Kevin Pelley

Kevin Pelley

Safety level

President, Kohltech International Windows and Entrance Systems

Safety is a personal thing for Kevin Pelley, President of Kohltech International Windows and Entrance Systems. In addition to being involved in a few workplace injuries when he was young, just two years ago, his son lost a friend in a construction site tragedy. "When my son told me about his friend’s death, it hit me like a ton of bricks. It really drove home the importance of safety."

Kohltech had already been working hard on building a culture of safety. In 2005, with the company's WCB rates and injuries steadily climbing, Pelley decided something had to be done.

"I realized that we needed to build a culture of safety. We needed to go beyond safety procedures, begin talking about it every day, and really start to live it."

Pelley, accompanied by a few keen managers, partnered with WCB Nova Scotia and the Department of Labour and Advanced Education to create a safer workplace. They brought in a safety consultant, created a game plan, and began to work toward small successes. "In the beginning, we were celebrating five days without lost time, and then 25 days. Now we’re at over 500 days."
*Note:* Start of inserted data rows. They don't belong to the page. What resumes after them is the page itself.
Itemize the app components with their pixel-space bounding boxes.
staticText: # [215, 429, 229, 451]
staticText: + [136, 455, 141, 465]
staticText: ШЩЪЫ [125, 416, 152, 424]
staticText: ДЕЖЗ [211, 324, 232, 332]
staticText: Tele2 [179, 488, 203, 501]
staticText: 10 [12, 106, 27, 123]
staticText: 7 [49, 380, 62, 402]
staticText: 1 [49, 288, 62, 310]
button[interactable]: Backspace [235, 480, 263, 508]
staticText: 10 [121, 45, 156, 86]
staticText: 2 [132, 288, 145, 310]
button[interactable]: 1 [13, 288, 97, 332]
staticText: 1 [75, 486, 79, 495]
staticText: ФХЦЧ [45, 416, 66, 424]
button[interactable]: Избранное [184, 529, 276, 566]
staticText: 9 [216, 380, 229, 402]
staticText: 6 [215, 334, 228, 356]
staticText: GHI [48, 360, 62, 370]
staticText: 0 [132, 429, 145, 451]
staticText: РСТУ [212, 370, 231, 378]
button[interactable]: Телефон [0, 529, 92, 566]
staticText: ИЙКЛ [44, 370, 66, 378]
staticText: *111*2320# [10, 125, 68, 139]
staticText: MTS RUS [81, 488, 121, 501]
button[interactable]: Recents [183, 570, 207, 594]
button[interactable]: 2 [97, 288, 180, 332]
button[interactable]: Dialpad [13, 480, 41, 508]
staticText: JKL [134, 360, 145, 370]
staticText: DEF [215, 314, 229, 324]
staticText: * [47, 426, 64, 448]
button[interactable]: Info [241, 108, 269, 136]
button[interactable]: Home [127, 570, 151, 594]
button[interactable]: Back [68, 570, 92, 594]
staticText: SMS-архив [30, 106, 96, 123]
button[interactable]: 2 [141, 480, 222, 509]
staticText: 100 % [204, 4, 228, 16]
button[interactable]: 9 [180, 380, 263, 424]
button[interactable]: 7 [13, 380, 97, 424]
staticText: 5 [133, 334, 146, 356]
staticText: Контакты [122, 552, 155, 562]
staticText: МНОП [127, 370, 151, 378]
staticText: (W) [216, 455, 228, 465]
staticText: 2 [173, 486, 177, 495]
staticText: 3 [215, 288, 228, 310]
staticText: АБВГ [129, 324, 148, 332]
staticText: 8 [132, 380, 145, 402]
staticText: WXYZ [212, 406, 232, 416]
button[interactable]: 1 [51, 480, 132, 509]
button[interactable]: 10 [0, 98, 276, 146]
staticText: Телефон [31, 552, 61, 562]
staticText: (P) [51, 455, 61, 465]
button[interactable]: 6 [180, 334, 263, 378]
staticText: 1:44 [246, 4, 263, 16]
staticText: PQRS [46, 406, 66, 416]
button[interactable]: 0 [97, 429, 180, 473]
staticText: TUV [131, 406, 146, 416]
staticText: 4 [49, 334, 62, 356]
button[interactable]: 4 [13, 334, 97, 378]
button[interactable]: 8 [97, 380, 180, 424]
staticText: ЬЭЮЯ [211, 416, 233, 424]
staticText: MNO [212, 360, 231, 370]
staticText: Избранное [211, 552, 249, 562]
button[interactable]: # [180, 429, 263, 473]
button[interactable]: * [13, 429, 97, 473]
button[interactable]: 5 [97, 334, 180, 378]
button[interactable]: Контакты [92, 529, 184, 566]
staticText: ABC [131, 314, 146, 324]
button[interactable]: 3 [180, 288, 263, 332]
But, Pelley cautions, this did not happen overnight. "It sounds like a cliché, but growing safer has been very much a journey and not a destination. It has literally taken years. This was not a quick fix."

The company spent a lot of money and time and effort, and it took a few years for the new approach to really catch on. Today, Kohltech, with over 400 employees and two plants in Nova Scotia and Alberta, is a leader in safety.

"We've seen a tremendous return on our investment through vastly improved employee morale, lower WCB rates, and a healthier bottom line," says Pelley, who believes that creating safe work cultures boosts our economy by bringing new business to challenged regions like Nova Scotia.

"It wasn't always easy, but our perseverance paid off. It's a good example of that old adage: 'If you sing a song long enough, other people will sing along."